En parallèle à l’album, Mounier publie alors une BD portant le même titre, qui raconte l’enregistrement et les rendez-vous manqués avec un Biolay alors trop occupé avec ses déboires people. Mais les deux copains seront vite réconciliés, et c’est Benjamin qui annoncera sur son compte Instagram le décès brutal d’Hubert, d’une rupture de l’aorte quelques heures après avoir posté sur Facebook, comme il en avait l’habitude, des images de comics et de pin-ups accortes. « Mon ami. Mon grand frère. Mon professeur de chanson. Tu vas me manquer atrocement, génie. Je t’aime » écrivait un BB sincèrement bouleversé par la disparition de cet artisan humble qui vivait un peu à l’écart du monde, en Ardèche, avec sa compagne et sa dernière petite fille.
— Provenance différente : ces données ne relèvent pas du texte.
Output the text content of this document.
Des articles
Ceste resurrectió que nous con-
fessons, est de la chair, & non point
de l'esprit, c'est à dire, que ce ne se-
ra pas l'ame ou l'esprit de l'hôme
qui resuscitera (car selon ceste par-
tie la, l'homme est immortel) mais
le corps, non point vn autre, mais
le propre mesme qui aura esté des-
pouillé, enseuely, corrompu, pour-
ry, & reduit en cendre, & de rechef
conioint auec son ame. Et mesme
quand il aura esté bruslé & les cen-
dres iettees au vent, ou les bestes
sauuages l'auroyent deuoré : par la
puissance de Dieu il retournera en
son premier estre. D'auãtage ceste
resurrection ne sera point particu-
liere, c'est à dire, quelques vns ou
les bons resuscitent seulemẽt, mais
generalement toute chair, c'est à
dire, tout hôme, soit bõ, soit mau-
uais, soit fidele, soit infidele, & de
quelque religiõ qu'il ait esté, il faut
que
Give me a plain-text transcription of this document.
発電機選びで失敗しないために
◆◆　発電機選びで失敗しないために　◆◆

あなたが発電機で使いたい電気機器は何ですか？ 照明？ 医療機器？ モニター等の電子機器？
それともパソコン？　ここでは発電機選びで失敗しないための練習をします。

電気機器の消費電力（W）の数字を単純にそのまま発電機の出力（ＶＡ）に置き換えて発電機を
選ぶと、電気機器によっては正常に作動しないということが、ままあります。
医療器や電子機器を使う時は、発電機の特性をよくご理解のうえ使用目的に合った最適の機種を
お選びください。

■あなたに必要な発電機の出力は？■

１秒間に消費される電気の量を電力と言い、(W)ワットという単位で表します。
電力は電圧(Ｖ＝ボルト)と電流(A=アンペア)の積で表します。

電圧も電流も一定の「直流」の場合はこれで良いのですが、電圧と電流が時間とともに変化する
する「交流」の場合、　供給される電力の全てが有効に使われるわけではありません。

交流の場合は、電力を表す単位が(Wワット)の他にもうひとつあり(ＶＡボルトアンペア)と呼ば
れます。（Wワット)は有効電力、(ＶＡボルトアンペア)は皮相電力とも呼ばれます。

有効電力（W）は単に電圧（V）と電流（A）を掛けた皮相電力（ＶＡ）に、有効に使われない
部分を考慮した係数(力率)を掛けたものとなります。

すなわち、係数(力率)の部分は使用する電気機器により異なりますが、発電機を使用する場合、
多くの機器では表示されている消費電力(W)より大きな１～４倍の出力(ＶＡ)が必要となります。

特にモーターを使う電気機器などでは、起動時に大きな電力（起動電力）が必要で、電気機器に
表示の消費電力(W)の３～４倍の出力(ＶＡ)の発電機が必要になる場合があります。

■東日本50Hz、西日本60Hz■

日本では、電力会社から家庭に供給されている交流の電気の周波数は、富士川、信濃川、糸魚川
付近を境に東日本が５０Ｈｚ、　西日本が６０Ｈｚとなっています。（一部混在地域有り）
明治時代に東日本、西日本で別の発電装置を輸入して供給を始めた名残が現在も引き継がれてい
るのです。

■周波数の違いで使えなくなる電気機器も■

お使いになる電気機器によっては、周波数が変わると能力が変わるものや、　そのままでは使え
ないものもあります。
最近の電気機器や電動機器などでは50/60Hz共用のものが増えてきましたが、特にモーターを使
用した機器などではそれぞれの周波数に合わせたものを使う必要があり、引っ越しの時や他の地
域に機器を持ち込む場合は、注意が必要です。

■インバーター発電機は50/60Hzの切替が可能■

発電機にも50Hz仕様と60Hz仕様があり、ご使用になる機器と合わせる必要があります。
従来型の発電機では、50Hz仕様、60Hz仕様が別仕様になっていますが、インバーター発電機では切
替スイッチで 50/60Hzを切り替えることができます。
De leur côté, les éditions Dupuis publiaient un communiqué pour saluer la mémoire du chanteur-dessinateur, qui travaillait actuellement à un grand projet : un essai graphique de 200 planches autour de son héros d’enfance préféré, Tarzan, le seigneur de la jungle. Hubert Mounier en était un autre, de seigneur, et sa gentillesse, la volupté de sa plume, le velouté de sa voix de crooner pop, vont atrocement nous manquer à nous aussi.